The speakers crackled. “Stop thinking!”

“What?”

“I can’t—it’s too—damn it!”

She was about to tell Harrow to take her hand off the damn pedestal, but she was charged again in a lurching flurry of blades. The construct bounded forward on its hands and feet like a lopsided predatory animal. Gideon charged too, and she sliced her sword straight through the interosseous membrane on the arm coming down to spear her. Arm and construct flailed independently, and with her offhand she punched it hard in the pelvis. Bone splintered out explosively as half the ilium came away. The monster fell and thrashed, trying to rise, as the pelvis and the top of one femur knit themselves back together with unsavoury speed. Gideon fell back in a hurry, pulling her sword free and wiping bone matter off her face.

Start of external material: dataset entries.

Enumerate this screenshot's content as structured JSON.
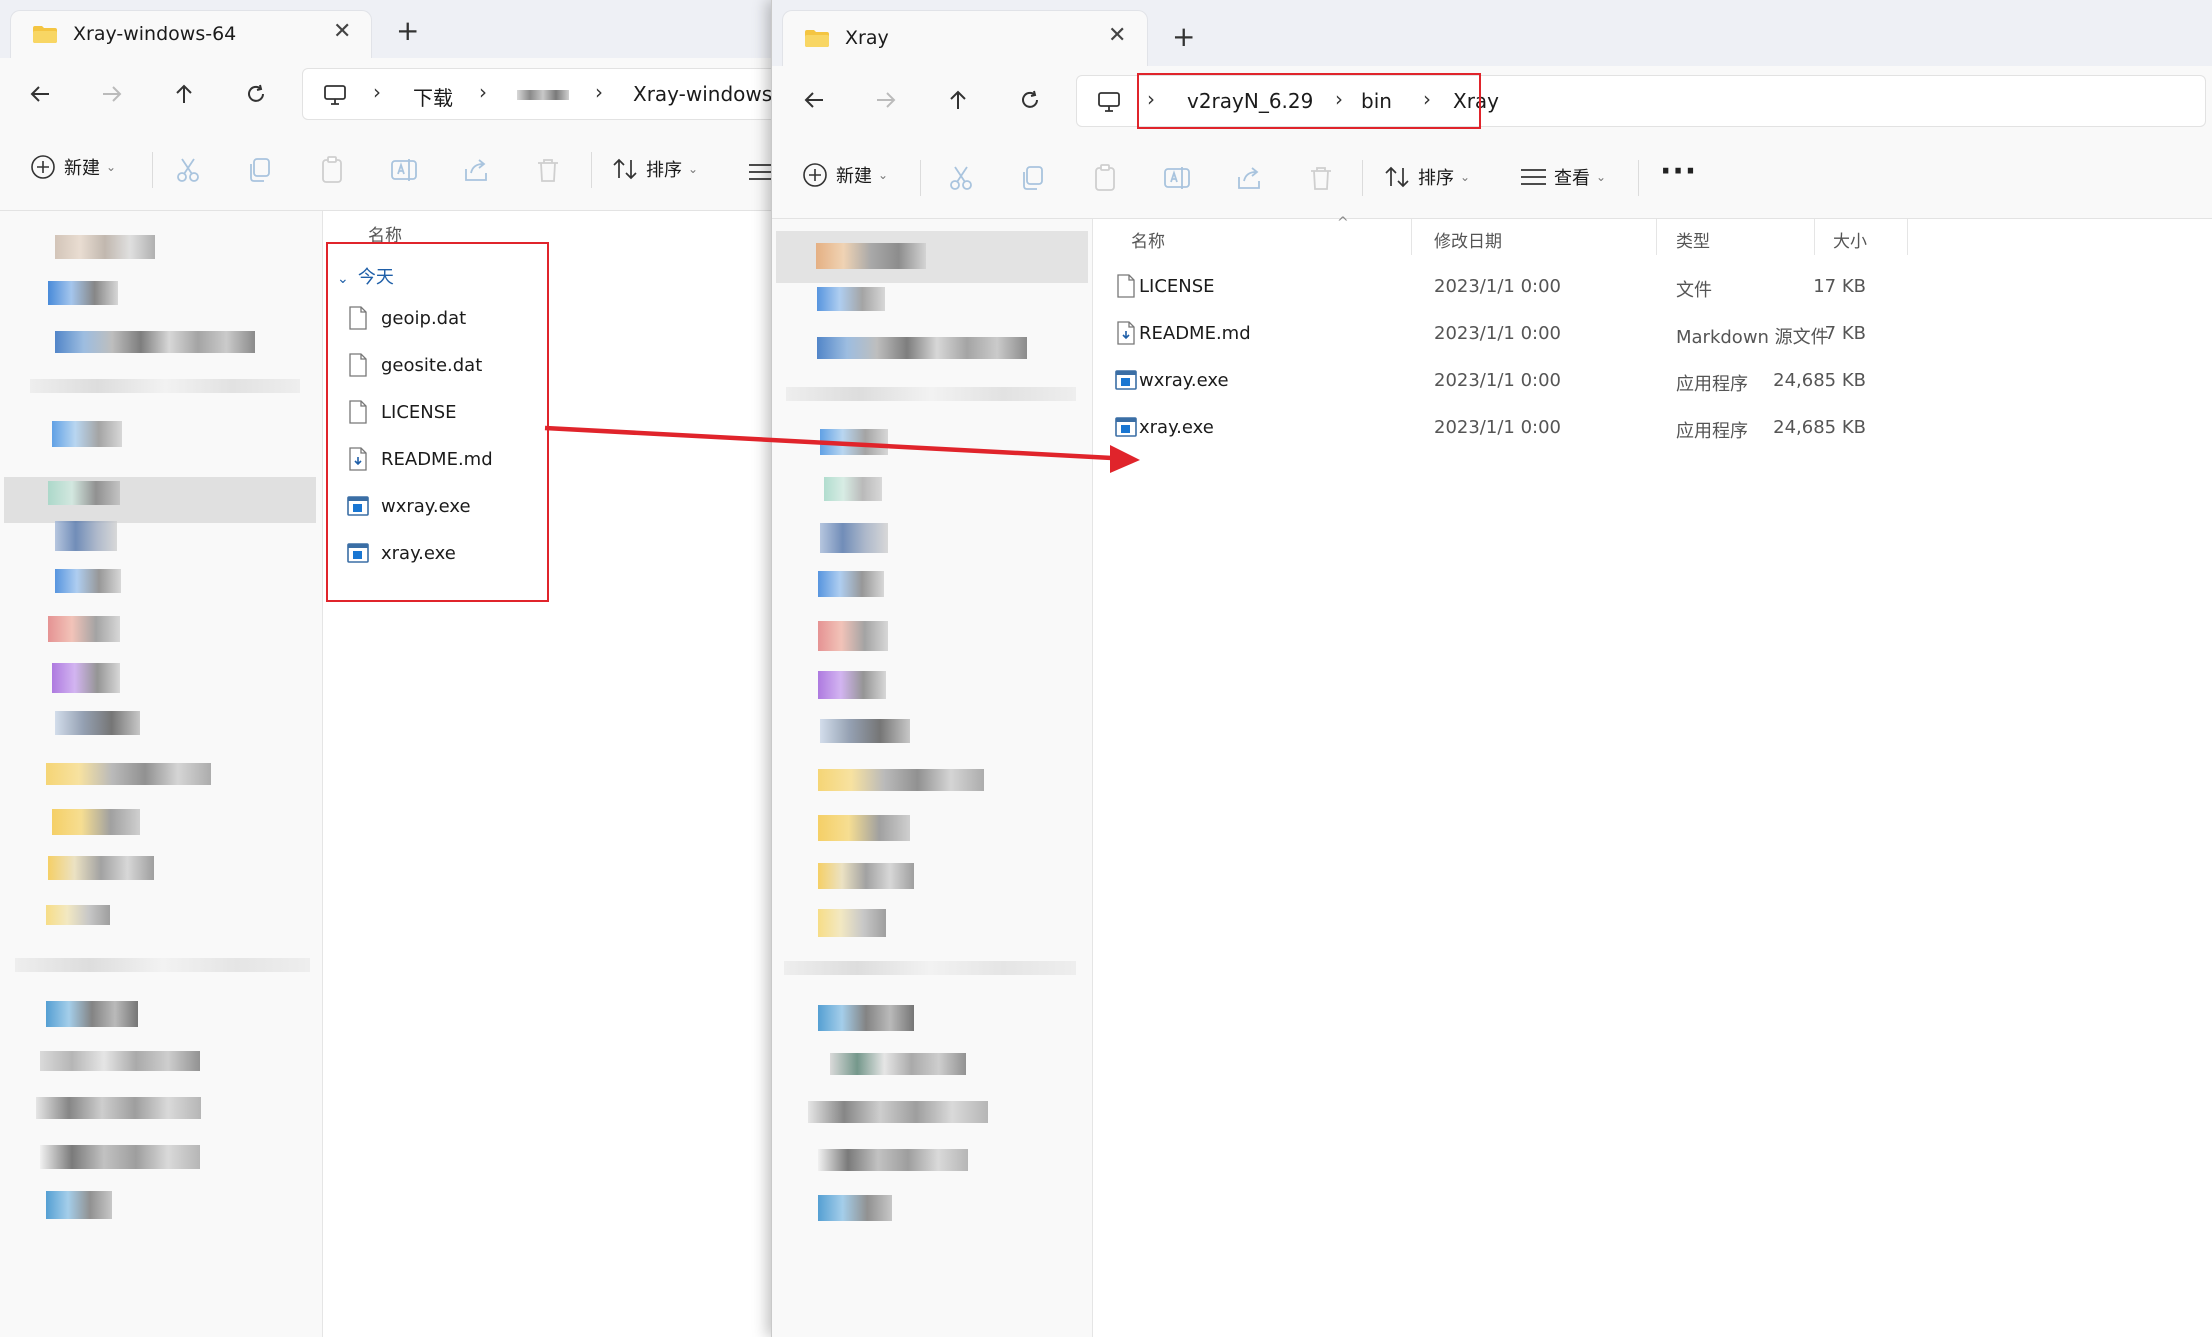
{
  "left_window": {
    "tab_title": "Xray-windows-64",
    "breadcrumb": [
      "下载",
      "Xray-windows-"
    ],
    "toolbar": {
      "new_label": "新建",
      "sort_label": "排序"
    },
    "column_header": "名称",
    "group_label": "今天",
    "files": [
      {
        "name": "geoip.dat",
        "icon": "blank-file-icon"
      },
      {
        "name": "geosite.dat",
        "icon": "blank-file-icon"
      },
      {
        "name": "LICENSE",
        "icon": "blank-file-icon"
      },
      {
        "name": "README.md",
        "icon": "markdown-file-icon"
      },
      {
        "name": "wxray.exe",
        "icon": "exe-icon"
      },
      {
        "name": "xray.exe",
        "icon": "exe-icon"
      }
    ]
  },
  "right_window": {
    "tab_title": "Xray",
    "breadcrumb": [
      "v2rayN_6.29",
      "bin",
      "Xray"
    ],
    "toolbar": {
      "new_label": "新建",
      "sort_label": "排序",
      "view_label": "查看",
      "more_label": "···"
    },
    "columns": {
      "name": "名称",
      "date": "修改日期",
      "type": "类型",
      "size": "大小"
    },
    "files": [
      {
        "name": "LICENSE",
        "date": "2023/1/1 0:00",
        "type": "文件",
        "size": "17 KB",
        "icon": "blank-file-icon"
      },
      {
        "name": "README.md",
        "date": "2023/1/1 0:00",
        "type": "Markdown 源文件",
        "size": "7 KB",
        "icon": "markdown-file-icon"
      },
      {
        "name": "wxray.exe",
        "date": "2023/1/1 0:00",
        "type": "应用程序",
        "size": "24,685 KB",
        "icon": "exe-icon"
      },
      {
        "name": "xray.exe",
        "date": "2023/1/1 0:00",
        "type": "应用程序",
        "size": "24,685 KB",
        "icon": "exe-icon"
      }
    ]
  },
  "colors": {
    "annotation_red": "#e0242b",
    "accent_blue": "#0f6cbd",
    "folder_yellow": "#f4c542"
  }
}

The speakers sizzled with heavy breathing. “Nav. Close one eye.”

She would question later why she did it, but she did it. Depth perception fled as she squinted an eye shut, backing away from the construct as it slithered around in useless circles, crippled. For a moment her gaze drunkenly slid into place, and she could see—something—at the very corners of her vision: some kind of peripheral mirage, a susurrus of light that moved in a way she’d never seen before. It was like a gel overlay across real life. It balled around various bits of the construct as though attracted to it, like iron filings to a magnet. She blinked hard. There was fresh panting over the speakers.

“All right,” came Harrow’s voice, “all right, all right—”

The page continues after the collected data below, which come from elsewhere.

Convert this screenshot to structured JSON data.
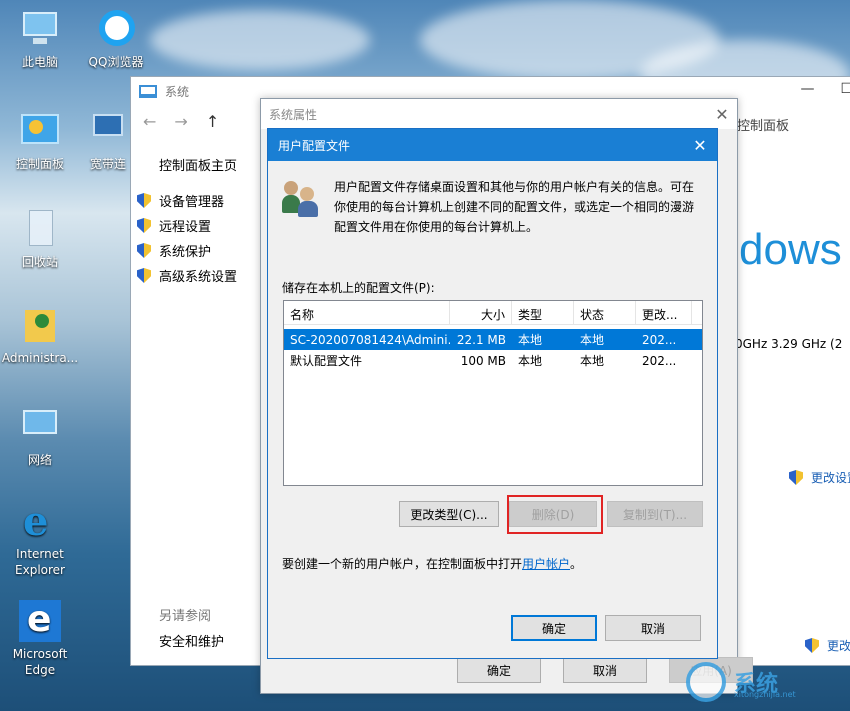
{
  "desktop": {
    "icons": [
      {
        "label": "此电脑",
        "icon": "computer-icon"
      },
      {
        "label": "QQ浏览器",
        "icon": "qq-browser-icon"
      },
      {
        "label": "控制面板",
        "icon": "control-panel-icon"
      },
      {
        "label": "宽带连",
        "icon": "broadband-icon"
      },
      {
        "label": "回收站",
        "icon": "recycle-bin-icon"
      },
      {
        "label": "Administra...",
        "icon": "user-folder-icon"
      },
      {
        "label": "网络",
        "icon": "network-icon"
      },
      {
        "label": "Internet Explorer",
        "icon": "ie-icon"
      },
      {
        "label": "Microsoft Edge",
        "icon": "edge-icon"
      }
    ]
  },
  "system_window": {
    "title": "系统",
    "nav_home": "控制面板主页",
    "nav_items": [
      "设备管理器",
      "远程设置",
      "系统保护",
      "高级系统设置"
    ],
    "see_also": "另请参阅",
    "security_link": "安全和维护",
    "breadcrumb_tail": "控制面板",
    "windows_logo_text": "dows",
    "cpu_speed": "0GHz   3.29 GHz  (2",
    "change_settings": "更改设置",
    "change_key": "更改"
  },
  "properties_window": {
    "title": "系统属性",
    "ok": "确定",
    "cancel": "取消",
    "apply": "应用(A)"
  },
  "profiles_dialog": {
    "title": "用户配置文件",
    "intro": "用户配置文件存储桌面设置和其他与你的用户帐户有关的信息。可在你使用的每台计算机上创建不同的配置文件，或选定一个相同的漫游配置文件用在你使用的每台计算机上。",
    "list_label": "储存在本机上的配置文件(P):",
    "columns": [
      "名称",
      "大小",
      "类型",
      "状态",
      "更改..."
    ],
    "rows": [
      {
        "name": "SC-202007081424\\Admini...",
        "size": "22.1 MB",
        "type": "本地",
        "state": "本地",
        "modified": "202..."
      },
      {
        "name": "默认配置文件",
        "size": "100 MB",
        "type": "本地",
        "state": "本地",
        "modified": "202..."
      }
    ],
    "change_type_btn": "更改类型(C)...",
    "delete_btn": "删除(D)",
    "copy_to_btn": "复制到(T)...",
    "create_note_prefix": "要创建一个新的用户帐户，在控制面板中打开",
    "create_note_link": "用户帐户",
    "create_note_suffix": "。",
    "ok": "确定",
    "cancel": "取消"
  },
  "watermark": {
    "text": "系统",
    "url": "xitongzhijia.net"
  }
}
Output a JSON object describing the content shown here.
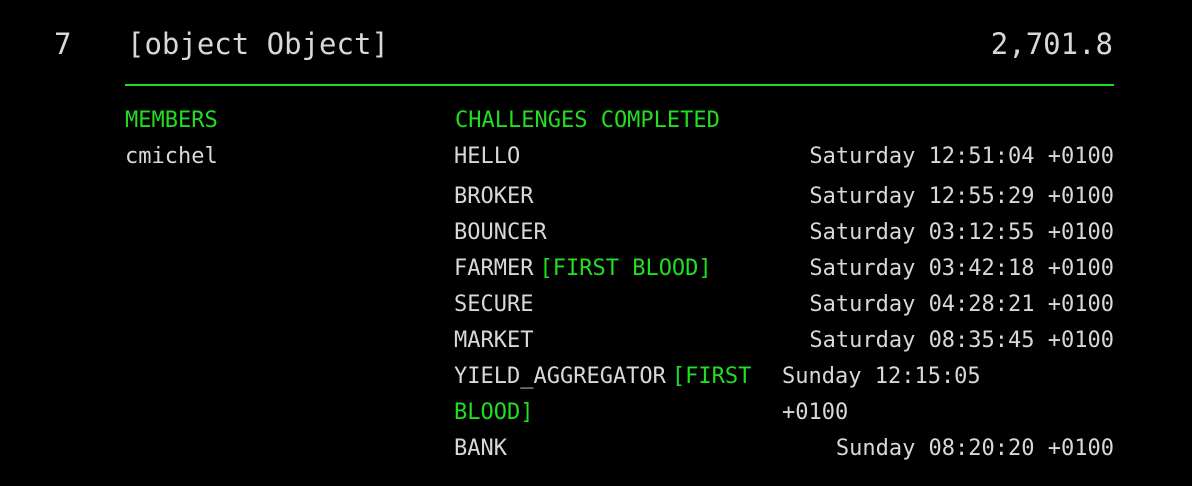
{
  "team": {
    "rank": "7",
    "name": "[object Object]",
    "score": "2,701.8"
  },
  "colors": {
    "background": "#000000",
    "text": "#d8d8d8",
    "accent": "#22dd22"
  },
  "members": {
    "heading": "MEMBERS",
    "list": [
      "cmichel"
    ]
  },
  "challenges": {
    "heading": "CHALLENGES COMPLETED",
    "rows": [
      {
        "name": "HELLO",
        "badge": "",
        "time": "Saturday 12:51:04 +0100"
      },
      {
        "name": "BROKER",
        "badge": "",
        "time": "Saturday 12:55:29 +0100"
      },
      {
        "name": "BOUNCER",
        "badge": "",
        "time": "Saturday 03:12:55 +0100"
      },
      {
        "name": "FARMER",
        "badge": "[FIRST BLOOD]",
        "time": "Saturday 03:42:18 +0100"
      },
      {
        "name": "SECURE",
        "badge": "",
        "time": "Saturday 04:28:21 +0100"
      },
      {
        "name": "MARKET",
        "badge": "",
        "time": "Saturday 08:35:45 +0100"
      },
      {
        "name": "YIELD_AGGREGATOR",
        "badge": "[FIRST BLOOD]",
        "time": "Sunday 12:15:05 +0100"
      },
      {
        "name": "BANK",
        "badge": "",
        "time": "Sunday 08:20:20 +0100"
      }
    ]
  }
}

The construct reared up, centre of gravity restored. Gideon’s heart hammered. The speakers hissed again. Harrow said, “What’s on top of it?”

“What—the arms?”

“I can’t see,” said Harrow, “blurry—”

Gideon had to open both eyes again. She couldn’t not. She parried the first uppercut thrust from the construct as it bounded toward her, but it cracked her in the shoulder with another. She got it with her knives on the backswing—the sharpened arm cracked, bounced away, and hit the wall—but she had to fall back into a crouch and seethe with pain, worrying that her shoulder had popped out entirely. The speakers bellowed. The construct reared up, other blades at the ready, and—disassembled.

It turned to liquid and trickled toward the grate in the centre of the room as Gideon stared. The Response door slid open, and after a moment’s testing of her shoulder, she pulled herself to stand. She was working the muscles as she went through the doorway—it locked shut, Imaging opened—and she found herself face-to-face with Harrow, who was taut as death and trembling.

“The hell,” said Gideon, “was that?”

“It’s the test.” Harrow’s lips were pink where she had bitten off the paint. She seemed to be having trouble swallowing, and she was staring right through her cavalier. She said unsteadily, “You’re the test.”

“Um—”

“Frontal, parietal, temporal, occipital, hippocampus—I fought with them all inside you,” she said. “I’m not equipped to deal with a living spirit still attached to a nervous system. You’re so noisy. It took me five minutes to peel away the volume just to see. And the pain is so much worse than skeleton feedback—your spirit rendered me deaf! Your whole body makes noise when you fight! Your temporal lobe—God—I have such a headache!”

This entire speech was incoherent, but the bottom-line realisation was humiliating. Heat rose rapidly up Gideon’s neck. “You can control my body,” she said. “You can read my thoughts.”

“No. Not remotely.” That was a relief, until it was followed up with: “If only I could. The moment I get a handle on even one of your senses, I’m overwhelmed by another.”